If you don't set a budget before you start buying gifts, it's easy for expenses to snowball. Instead, decide before you spend a dime what your budget is. Then, find gifts that fit within your budget.
Don't keep up with the Joneses.
You may want to give your child an elaborate, gift-filled Christmas just like your neighbor does for his kids, but if it isn't in the budget, it isn't in the budget.
Don't feel bad if you have to give your child fewer gifts than his friends get. Honestly, most parents go overboard with gift giving. Besides, Amy Dacyczyn argued that if you give your children too many presents, they are overwhelmed and less excited than if you gave them a few well-chosen presents.
Raise the money BEFORE you spend.
If we all did this every year, there would be no holiday hangover come January when you're staring at a high credit card bill that you have no idea how you will pay. You don't want to still be paying interest in March for presents you bought back in December. Use a debit card or cash. If you do use a credit card, don't spend any more than you have in cash. You must be able to pay off the credit card immediately.
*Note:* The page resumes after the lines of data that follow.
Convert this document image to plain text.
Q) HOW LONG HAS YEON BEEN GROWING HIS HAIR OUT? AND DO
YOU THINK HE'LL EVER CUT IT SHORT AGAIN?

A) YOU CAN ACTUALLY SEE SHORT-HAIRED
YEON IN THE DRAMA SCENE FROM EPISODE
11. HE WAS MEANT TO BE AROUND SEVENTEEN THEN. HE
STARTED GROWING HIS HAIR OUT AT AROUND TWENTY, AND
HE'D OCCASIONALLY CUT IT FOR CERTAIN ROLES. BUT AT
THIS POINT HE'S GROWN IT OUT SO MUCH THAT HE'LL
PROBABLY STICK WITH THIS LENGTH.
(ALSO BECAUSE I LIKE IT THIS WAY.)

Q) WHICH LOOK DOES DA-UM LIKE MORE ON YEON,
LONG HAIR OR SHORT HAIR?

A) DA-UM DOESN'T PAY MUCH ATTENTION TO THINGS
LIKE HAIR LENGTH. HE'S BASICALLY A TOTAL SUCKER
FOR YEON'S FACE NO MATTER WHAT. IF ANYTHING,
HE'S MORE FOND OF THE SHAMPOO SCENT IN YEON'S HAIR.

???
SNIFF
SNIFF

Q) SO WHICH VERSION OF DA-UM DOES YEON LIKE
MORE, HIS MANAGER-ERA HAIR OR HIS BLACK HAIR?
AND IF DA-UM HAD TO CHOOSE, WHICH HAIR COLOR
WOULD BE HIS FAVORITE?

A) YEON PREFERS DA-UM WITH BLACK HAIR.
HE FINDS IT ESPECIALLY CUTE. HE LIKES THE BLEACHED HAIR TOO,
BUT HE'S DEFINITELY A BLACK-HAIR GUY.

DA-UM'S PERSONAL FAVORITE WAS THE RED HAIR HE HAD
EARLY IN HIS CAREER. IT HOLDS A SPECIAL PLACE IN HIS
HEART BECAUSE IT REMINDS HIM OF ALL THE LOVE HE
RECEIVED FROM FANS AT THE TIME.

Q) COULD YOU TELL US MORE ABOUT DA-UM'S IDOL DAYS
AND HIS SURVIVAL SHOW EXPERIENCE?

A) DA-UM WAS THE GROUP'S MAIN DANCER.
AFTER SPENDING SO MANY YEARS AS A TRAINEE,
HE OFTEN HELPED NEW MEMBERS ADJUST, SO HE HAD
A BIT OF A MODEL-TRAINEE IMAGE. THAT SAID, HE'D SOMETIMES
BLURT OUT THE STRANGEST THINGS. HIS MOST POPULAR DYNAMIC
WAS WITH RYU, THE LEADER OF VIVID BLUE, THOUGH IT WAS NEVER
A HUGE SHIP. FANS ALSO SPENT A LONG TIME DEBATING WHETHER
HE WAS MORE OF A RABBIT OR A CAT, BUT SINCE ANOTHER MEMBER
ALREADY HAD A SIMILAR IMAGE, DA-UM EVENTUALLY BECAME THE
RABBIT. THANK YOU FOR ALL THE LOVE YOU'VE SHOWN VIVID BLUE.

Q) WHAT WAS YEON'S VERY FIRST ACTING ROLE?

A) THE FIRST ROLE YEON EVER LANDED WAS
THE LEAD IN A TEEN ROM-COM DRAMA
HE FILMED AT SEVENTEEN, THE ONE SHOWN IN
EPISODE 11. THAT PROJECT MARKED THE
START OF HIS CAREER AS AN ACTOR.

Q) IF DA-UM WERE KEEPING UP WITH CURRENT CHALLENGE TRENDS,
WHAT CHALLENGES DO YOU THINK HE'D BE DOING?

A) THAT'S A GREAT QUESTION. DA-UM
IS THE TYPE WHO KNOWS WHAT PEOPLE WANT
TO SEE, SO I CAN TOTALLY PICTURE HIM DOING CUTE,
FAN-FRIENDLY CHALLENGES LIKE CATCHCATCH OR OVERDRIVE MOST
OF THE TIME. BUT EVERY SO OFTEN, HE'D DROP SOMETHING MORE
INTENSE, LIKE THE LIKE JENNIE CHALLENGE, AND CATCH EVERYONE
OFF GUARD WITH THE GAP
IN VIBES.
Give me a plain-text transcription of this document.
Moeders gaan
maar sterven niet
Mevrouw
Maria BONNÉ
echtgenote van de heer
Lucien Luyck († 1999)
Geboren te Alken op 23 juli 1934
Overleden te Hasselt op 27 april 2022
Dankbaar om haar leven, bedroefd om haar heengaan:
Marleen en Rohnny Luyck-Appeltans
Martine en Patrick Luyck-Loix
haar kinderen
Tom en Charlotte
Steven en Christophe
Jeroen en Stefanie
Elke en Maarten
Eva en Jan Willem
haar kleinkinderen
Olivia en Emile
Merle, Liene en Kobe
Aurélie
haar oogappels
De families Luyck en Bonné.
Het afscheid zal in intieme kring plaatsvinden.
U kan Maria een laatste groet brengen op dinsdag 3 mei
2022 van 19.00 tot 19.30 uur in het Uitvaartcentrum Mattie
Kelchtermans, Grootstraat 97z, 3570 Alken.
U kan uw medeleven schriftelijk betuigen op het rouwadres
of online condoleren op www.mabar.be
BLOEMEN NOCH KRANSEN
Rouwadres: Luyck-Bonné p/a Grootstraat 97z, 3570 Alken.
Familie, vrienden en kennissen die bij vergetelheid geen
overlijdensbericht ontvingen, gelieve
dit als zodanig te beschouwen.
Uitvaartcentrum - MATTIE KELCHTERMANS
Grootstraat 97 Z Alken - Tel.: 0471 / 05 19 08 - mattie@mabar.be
To raise the extra funds, consider slashing your entertainment budget for a month. If you dine out once or twice a week and decide to forego that for 4 to 6 weeks, you may have all the money you need to buy Christmas presents. Another idea is to find ways to generate the extra cash you need such as getting a second job, working overtime, or starting a side gig. Giving plasma doesn't require experience and is something anyone can do.
Start on homemade gifts NOW.
You may think that people on your gift-giving list may not want homemade items, but that isn't always true. Growing up, my mom always included a few homemade gifts for me. One year she made my baby doll a homemade, crocheted blanket as well as a sheet and pillows, each trimmed with crochet to match the blanket. I still have that set, and my girls play with it now. I also loved getting homemade Barbie clothes. If you haven't considered making homemade gifts for your kids, consider looking at Pinterest for ideas. You'll find more than you can ever imagine.
Make dishes to pass with items you have around the house.
If you're going to a party and need a dish to pass, try making the dish from items you already have in the pantry so you don't have to make a special trip to the store. (Of course, you do want to make a good dish. Once my cousin brought sliced cucumbers as her dish to pass. This is NOT what I'm talking about.)
The holiday season is supposed to be a time to cherish friends and family. It shouldn't be about overeating, overspending, and financial stress. Follow these tips to make the holidays more about joyfully spending time together and less about spending money on gifts most people won't care about just months after you give them.
What's your favorite way to curb holiday spending?